Le silence tomba. Le roi ferma un instant les yeux, reprit contenance.
- Elle ne leur demande pas leur avis, poursuivit Yvon, imperturbable.
- Est-ce qu’elle les viole en leur ouvrant sa chatte ? ricana le chancelier.
- Oui, s’écria Narhem, excédé. Oui, c’est du viol.
Il planta ses yeux dans ceux d’Yvon qui soupirait.
- Disons que je mette une amende au paysan Ducon, commença Yvon.
- Ou que tu lui coupes la bite, menaça Narhem.
- Et après ? poursuivit Yvon sans se laisser impressionner. Où tu mets la chèvre qu’on vient de sauver du paysan ? Chez celui d’à côté ?
Cette fois, Narhem prit le temps de répondre. C’était une vraie question, pas un simple écran de fumée.
Il avait déjà été confronté à cette impasse. Il revoyait l’elfe du manoir, prostrée, brisée, qu’il n’avait su protéger. Il fallait plus qu’un décret. Il fallait des lieux, des gens. Des alliés.
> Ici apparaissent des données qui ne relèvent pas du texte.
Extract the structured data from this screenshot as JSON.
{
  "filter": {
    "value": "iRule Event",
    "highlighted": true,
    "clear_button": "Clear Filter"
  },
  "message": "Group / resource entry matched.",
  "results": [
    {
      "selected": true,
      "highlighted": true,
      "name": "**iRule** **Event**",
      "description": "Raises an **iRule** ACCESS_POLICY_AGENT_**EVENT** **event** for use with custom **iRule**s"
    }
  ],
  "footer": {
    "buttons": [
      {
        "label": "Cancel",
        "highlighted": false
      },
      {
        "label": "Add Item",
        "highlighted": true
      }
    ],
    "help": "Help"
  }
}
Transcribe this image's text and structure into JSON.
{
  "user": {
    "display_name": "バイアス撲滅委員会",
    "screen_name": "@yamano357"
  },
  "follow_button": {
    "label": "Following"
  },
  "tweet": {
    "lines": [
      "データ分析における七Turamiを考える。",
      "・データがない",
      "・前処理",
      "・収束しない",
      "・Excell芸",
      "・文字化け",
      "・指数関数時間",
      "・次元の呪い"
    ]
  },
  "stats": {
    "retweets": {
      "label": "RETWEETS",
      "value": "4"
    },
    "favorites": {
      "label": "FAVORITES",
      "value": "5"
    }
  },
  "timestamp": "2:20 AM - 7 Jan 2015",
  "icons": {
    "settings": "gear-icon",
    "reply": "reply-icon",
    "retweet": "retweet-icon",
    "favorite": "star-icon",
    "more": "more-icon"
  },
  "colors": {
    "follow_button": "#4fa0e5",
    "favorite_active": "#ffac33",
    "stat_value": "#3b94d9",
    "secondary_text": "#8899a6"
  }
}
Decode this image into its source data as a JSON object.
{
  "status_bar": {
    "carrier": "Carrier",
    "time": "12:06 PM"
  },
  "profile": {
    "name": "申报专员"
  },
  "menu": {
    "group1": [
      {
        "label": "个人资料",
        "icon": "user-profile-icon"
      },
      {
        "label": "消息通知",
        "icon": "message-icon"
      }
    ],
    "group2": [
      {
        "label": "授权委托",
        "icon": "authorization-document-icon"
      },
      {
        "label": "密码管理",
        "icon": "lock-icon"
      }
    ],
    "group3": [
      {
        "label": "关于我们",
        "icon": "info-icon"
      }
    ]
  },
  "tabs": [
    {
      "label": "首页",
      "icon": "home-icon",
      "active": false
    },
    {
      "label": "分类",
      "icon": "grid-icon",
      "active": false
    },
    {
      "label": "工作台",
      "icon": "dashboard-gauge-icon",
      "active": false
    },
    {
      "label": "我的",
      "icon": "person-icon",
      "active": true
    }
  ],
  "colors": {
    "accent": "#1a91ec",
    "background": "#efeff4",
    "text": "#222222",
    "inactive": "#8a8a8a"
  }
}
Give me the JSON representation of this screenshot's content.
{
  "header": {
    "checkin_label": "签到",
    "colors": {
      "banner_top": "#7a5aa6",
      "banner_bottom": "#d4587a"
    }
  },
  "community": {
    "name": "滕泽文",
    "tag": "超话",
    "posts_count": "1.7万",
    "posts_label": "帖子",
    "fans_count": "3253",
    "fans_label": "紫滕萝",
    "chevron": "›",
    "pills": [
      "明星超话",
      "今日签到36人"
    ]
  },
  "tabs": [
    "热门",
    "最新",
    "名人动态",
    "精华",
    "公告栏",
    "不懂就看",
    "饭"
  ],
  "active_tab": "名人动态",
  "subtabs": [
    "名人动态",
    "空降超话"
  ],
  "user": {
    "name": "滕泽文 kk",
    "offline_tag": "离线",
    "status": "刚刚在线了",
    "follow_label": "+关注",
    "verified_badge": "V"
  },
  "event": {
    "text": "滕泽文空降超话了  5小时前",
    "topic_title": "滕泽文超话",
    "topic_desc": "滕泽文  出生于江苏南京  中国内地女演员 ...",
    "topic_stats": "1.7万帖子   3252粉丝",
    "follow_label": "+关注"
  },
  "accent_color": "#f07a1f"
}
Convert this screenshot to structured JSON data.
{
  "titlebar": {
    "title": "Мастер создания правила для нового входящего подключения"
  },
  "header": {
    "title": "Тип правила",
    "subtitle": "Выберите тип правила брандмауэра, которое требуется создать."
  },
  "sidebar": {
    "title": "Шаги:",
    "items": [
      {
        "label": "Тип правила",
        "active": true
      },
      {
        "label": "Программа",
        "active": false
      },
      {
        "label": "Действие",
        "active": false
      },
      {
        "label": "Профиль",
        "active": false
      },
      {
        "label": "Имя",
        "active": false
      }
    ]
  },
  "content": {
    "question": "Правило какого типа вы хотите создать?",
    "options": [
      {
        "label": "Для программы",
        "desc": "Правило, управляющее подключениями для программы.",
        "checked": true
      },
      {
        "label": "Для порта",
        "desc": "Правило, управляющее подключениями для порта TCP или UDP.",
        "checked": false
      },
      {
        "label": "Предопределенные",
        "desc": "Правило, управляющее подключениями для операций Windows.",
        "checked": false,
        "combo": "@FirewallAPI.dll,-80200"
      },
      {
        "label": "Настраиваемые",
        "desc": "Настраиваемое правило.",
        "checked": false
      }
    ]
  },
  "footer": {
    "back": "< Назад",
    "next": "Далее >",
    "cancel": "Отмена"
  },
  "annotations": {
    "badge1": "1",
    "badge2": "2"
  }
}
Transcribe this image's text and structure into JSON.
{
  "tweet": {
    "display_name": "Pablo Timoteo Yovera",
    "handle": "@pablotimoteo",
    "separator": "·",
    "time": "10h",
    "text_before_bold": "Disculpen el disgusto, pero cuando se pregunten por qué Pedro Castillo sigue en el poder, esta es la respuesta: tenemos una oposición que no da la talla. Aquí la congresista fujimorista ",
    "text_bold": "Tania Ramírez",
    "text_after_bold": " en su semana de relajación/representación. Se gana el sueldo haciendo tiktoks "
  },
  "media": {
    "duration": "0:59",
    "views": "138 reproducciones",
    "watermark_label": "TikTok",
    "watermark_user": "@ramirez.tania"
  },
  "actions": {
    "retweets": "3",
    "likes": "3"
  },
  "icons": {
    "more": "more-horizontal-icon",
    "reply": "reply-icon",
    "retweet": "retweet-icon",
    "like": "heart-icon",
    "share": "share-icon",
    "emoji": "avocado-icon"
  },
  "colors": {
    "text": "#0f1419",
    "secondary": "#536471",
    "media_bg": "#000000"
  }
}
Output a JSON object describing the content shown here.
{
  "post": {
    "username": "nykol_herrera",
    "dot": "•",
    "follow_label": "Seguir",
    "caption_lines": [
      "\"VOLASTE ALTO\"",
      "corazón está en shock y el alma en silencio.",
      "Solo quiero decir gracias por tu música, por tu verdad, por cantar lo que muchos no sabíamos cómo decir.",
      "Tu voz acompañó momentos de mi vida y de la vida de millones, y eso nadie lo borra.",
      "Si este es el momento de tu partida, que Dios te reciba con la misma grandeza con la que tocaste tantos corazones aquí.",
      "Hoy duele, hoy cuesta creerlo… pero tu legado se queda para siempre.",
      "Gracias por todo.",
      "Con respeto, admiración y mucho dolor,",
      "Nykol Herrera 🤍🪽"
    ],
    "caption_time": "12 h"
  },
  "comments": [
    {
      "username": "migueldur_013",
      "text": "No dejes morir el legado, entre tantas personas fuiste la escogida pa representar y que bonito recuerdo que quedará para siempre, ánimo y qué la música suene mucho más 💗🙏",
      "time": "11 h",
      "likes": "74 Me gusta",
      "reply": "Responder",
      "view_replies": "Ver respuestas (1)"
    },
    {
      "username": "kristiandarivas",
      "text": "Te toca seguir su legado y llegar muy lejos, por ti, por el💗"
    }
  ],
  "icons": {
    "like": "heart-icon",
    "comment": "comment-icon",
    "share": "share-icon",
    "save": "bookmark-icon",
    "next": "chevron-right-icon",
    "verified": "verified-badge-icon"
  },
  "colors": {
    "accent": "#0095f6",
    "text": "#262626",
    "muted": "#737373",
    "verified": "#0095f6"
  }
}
Les elfes du sud, sur le lac Lynia, lui vinrent d’abord en tête. Mais l’idée ne tenait pas.
Trop risqué. Il refusait de sacrifier ceux qu’il voulait sauver. Un seul pied posé à Eoxit, et ce serait le massacre. Et même s’ils passaient, leur rage, leur chagrin, risquaient d’engendrer une autre boucherie. Il avait vu trop de morts pour en créer davantage.
Il lui fallait autre chose. Quelqu’un d’extérieur, mais concerné. Capable d’agir dans la durée. Car chaque elfe libéré rendrait les autres plus invisibles, plus surveillés, plus chers. Il faudrait ruser. Persister.
- Contente-toi d’ajouter la définition du viol, finit-il par dire au chancelier. Y compris le viol animal. Tout homme ayant utilisé sexuellement une bête depuis la ratification de cette loi devient criminel.
- C’est une menace ? lança Yvon, toujours impassible.
- Une promesse. Tu appliques la loi comme tu veux. Selon ta conscience. Mais moi, je veillerai à ce qu’elle soit mise en œuvre.
- Comment ? demanda Yvon, un peu trop vite.
- Tu verras, répondit Narhem en se levant.
Il sortit sans se retourner. Il avait mal au ventre, au crâne, au cœur. Mais il avait tenu. Le piège avait claqué à vide. Le chancelier n’avait pas détourné la route. Les elfes seraient libérées. Une à une, jusqu’à la dernière.